O outro nome do amor. Autoria Pr. Zinaldo Santos. Leitura por @Othoni.Vinicius Honra teu pai e tua mãe. Êxodo 20:12 Amado Nervo, poeta mexicano, disse que a perpetuação da vida foi confiada “pelo Ser dos seres à mulher” (Plenitud, p. 13). Em essência, ela carrega em si uma vocação básica pela maternidade. Esse é seu privilégio maior, sua profissão primeira, sua missão sagrada. Seu instinto fundamental é sentir em profundidade, aceitar e superar desafios. Mais do que ninguém, ela sabe acolher e doar-se. É a rainha que pela força do desprendimento e pela graça da ternura se torna poderosa. Se o amor de Deus encontra paralelo em algo no mundo, sem dúvida, essa semelhança é visível no amor de mãe. Amor incondicional, pois não leva em conta o merecimento do ser amado.

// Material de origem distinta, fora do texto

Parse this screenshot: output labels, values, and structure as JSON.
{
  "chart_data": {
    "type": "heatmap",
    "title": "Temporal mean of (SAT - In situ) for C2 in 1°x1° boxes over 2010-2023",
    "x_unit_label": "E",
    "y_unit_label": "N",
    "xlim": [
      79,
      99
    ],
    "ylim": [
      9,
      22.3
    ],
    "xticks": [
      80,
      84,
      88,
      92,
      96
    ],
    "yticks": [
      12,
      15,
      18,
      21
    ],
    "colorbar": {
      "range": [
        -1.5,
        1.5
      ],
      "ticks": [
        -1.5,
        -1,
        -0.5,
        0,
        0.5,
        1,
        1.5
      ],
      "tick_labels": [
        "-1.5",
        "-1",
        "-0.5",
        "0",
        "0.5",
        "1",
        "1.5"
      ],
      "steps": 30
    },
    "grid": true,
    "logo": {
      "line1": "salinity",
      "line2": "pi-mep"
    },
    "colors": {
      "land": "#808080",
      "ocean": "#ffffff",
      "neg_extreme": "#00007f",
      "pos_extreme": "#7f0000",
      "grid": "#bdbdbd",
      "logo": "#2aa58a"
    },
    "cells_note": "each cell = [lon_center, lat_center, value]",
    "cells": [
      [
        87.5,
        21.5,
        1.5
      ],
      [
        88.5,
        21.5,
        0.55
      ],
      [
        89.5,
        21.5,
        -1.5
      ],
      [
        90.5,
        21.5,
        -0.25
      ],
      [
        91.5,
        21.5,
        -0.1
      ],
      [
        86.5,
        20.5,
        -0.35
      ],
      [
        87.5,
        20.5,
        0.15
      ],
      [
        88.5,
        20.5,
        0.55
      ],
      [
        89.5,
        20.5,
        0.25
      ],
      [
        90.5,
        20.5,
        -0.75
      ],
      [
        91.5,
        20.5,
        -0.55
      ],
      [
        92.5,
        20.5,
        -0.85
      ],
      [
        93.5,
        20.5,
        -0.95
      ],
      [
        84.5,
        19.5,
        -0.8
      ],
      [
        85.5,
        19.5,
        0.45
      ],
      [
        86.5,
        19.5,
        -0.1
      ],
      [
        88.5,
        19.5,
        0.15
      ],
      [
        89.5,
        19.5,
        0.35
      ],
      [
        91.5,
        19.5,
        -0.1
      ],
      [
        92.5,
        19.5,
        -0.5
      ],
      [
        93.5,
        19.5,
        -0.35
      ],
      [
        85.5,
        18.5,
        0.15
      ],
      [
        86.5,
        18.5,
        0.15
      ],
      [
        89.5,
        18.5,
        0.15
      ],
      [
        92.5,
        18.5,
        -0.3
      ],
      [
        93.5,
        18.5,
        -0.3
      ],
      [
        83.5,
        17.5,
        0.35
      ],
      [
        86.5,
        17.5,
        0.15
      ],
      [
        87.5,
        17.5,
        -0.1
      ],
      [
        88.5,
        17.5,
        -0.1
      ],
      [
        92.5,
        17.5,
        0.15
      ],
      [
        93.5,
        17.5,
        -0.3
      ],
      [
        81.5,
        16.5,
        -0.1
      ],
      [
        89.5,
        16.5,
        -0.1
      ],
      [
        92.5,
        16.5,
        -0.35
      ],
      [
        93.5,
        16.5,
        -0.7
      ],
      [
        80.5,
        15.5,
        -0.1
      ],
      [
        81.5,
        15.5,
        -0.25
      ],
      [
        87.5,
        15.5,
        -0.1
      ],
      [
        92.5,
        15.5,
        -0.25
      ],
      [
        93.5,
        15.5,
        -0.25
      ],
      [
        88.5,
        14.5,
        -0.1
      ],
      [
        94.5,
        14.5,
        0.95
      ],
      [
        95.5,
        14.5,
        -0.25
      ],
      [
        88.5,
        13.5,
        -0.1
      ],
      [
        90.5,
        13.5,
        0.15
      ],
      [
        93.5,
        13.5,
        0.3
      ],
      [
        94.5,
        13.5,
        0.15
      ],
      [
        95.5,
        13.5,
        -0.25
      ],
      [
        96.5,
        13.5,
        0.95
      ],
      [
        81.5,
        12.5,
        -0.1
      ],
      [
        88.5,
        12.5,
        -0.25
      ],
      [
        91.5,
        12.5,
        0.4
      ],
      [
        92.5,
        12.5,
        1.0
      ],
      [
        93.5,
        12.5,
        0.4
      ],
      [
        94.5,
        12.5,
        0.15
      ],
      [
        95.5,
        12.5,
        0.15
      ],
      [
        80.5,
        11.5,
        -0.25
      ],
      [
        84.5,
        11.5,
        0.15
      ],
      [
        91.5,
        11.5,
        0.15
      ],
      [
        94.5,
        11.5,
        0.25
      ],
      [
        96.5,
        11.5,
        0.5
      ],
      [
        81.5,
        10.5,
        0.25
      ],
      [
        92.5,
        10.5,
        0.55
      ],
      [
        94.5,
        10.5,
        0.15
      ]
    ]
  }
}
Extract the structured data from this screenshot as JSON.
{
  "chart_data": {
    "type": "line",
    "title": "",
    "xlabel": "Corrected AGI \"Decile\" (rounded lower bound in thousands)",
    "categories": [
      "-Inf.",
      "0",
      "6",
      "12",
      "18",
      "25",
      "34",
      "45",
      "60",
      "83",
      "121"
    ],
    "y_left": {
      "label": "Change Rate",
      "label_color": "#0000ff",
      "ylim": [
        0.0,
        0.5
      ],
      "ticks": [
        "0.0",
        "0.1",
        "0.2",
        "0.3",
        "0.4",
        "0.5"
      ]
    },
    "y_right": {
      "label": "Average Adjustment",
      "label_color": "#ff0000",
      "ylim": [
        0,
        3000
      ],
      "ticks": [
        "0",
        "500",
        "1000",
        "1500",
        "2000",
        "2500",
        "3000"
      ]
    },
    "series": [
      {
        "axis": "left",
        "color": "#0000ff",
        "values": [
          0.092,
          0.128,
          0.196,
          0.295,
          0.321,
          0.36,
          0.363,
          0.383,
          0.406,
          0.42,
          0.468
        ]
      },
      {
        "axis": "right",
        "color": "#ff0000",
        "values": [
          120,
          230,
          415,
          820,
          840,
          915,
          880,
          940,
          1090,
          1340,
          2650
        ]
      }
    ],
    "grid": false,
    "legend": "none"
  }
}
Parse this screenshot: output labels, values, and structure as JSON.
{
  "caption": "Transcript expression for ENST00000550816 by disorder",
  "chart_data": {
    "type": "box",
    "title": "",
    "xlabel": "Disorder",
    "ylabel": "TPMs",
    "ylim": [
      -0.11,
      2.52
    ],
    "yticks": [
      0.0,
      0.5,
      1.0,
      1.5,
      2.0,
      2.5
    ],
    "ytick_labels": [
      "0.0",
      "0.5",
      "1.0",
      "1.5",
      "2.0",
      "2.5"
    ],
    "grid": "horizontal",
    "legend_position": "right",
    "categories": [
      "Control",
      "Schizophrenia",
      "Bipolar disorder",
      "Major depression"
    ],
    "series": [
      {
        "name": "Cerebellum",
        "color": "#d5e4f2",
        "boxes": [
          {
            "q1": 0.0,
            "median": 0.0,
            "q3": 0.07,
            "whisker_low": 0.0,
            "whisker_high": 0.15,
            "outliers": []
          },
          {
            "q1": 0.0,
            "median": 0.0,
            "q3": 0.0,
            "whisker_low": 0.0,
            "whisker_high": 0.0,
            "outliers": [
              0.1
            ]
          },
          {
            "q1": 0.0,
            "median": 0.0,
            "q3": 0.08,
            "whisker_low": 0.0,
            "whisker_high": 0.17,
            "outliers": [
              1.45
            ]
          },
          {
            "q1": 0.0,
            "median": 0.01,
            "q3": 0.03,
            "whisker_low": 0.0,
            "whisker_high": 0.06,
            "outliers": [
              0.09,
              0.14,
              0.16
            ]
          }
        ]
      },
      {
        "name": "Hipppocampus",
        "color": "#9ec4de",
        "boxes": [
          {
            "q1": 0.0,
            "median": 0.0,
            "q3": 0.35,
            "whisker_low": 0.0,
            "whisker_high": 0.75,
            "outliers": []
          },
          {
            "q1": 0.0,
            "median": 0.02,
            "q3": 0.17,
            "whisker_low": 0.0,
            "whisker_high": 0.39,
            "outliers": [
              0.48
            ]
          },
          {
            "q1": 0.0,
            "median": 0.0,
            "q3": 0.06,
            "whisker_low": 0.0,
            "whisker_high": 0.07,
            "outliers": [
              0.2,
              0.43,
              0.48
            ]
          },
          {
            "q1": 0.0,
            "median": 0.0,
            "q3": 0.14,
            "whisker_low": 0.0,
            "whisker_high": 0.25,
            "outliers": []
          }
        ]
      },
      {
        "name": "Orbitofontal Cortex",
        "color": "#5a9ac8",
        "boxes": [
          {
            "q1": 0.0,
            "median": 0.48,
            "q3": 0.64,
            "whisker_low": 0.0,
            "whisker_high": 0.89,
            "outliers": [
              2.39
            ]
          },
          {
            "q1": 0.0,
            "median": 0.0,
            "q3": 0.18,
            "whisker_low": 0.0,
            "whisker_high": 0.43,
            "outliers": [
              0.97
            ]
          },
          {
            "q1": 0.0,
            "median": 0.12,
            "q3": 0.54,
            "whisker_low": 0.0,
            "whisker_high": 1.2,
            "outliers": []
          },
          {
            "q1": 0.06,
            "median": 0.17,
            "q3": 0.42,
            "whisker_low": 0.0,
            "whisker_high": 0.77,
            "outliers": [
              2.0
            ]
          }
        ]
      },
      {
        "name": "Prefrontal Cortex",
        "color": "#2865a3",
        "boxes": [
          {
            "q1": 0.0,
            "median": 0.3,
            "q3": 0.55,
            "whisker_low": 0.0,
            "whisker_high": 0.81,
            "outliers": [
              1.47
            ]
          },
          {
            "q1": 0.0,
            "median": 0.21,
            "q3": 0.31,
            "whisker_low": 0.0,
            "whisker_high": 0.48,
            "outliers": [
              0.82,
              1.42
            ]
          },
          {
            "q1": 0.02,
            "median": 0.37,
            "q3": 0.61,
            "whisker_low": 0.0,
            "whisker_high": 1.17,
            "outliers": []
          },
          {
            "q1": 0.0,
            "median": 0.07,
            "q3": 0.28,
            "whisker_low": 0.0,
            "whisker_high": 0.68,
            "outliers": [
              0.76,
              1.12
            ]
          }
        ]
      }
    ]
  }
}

Amor que se dá sem esperar nem exigir nada em troca. Amor capaz de sacrificar a vida pelo bem dos filhos. Amor grande, sublime, majestoso, virtuoso e puro. Amor humilde e perene. Amor que instrui, orienta, guia e protege, com ternura e sabedoria. Assim, o extraordinário amor de mãe nos ajuda a compreender, ainda que palidamente, a eloquente expressão do amor divino por nós. É-nos dito que a mãe “tem em seu poder o modelar o caráter dos filhos para que estejam capacitados para a vida mais alta, imortal. Um anjo não desejaria missão mais elevada; pois em fazendo seu trabalho ela está realizando serviço para Deus. […] Ela não tem, como o artista, de pintar na tela uma bela forma, nem, como o escultor, de cinzelá-la em mármore. Não tem, como o escritor, de expressar um nobre pensamento em eloquentes palavras, nem, como o músico, de exprimir em melodia um belo sentimento. Cumpre-lhe, com o auxílio divino, gravar na alma humana a imagem de Deus” (Ellen White, O Lar Adventista, p. 231, 237). Por tudo isso, hoje é o dia de especialmente honrar esse amor, conforme o mandamento divino, e de expressar gratidão por ele. Hoje é o dia de renovar o propósito de fazer de todos os dias um dia das mães. Em todos os dias, ser melhores filhos, demonstrar amor, carinho e gratidão. Em todos os dias, manifestar por elas o devido respeito. Um dia, terminada a carreira terrestre, quando mães e filhos se apresentarem diante do trono de Deus com suas coroas de glória imortal, muitos filhos ali serão testemunhos vivos do amor e dedicação de mães que, pela graça de Deus, os encaminharam para a salvação eterna. Essa será a maior e mais significativa homenagem tributada às mães.